Em outras nações, aboliram a escravidão, como o Haiti e as colônias britânicas, houve indenizações, mas quase sempre destinadas aos proprietários de escravos, não às vítimas da escravidão. No caso do Brasil, a ausência de qualquer reparação aos ex-escravizados reforçou a marginalização econômica e social da população negra, cujos efeitos se perpetuam até hoje.

Nas sociedades coloniais pós-escravocratas, os mecanismos de desigualdade tomam outras formas, em particular por meio de um sistema jurídico, social, tributário e educacional extremamente discriminatório. Os proprietários aceitavam progressivamente reduzir a prática dos castigos corporais, comum durante a escravidão, mas com a condição de as autoridades judiciais os ajudarem a impor sanções financeiras de modo a produzir os mesmos efeitos de submissão.

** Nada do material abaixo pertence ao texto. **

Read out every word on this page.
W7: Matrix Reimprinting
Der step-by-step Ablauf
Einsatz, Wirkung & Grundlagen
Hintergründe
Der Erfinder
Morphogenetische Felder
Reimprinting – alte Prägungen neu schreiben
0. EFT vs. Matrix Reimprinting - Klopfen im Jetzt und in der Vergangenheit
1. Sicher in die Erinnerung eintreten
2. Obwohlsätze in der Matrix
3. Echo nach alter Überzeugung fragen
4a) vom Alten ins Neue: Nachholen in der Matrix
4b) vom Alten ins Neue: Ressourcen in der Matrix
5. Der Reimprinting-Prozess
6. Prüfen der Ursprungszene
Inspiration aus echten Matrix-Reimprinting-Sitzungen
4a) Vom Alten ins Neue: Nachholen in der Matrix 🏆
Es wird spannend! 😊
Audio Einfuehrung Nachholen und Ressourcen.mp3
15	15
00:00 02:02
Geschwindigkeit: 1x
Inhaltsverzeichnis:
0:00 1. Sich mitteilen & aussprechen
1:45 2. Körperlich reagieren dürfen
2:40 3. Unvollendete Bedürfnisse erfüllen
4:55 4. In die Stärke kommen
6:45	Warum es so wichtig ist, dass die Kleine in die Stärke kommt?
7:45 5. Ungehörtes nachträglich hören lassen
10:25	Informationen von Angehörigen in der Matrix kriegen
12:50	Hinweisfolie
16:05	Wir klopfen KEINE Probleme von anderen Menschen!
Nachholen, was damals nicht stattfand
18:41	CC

Existe na prática um continuum entre a escravidão seguida à risca e as diferentes formas de trabalho mais ou menos forçado praticado sob forma legal. Por exemplo, o custo da viagem da migração para outras regiões e de alimentação é descontado por anos do salário de trabalhadores em condições similares à escravidão.

No sul dos Estados Unidos, a proibição às crianças negras de frequentarem as mesmas escolas das brancas definia o regime de discriminação racial legal vigente até 1965. No Brasil, a chamada Lei de Cotas só foi aprovada em 2012 no governo social-desenvolvimentista. Com ela, todas as instituições de ensino superior federais do país precisaram, obrigatoriamente, reservar parte de suas vagas para alunos oriundos de escolas públicas, de baixa renda, e negros, pardos e índios. O acesso à educação de qualidade e o microempreendimento são vistos como o caminho para a reparação e a mobilidade social dos descendentes dos escravos.

 

 

*Professor Titular do Instituto de Economia da UNICAMP. Ex vice-presidente da Caixa Econômica Federal (2003-2007). Obras (Quase) Completas em livros digitais para download gratuito em: https://fernandonogueiracosta.wordpress.com/.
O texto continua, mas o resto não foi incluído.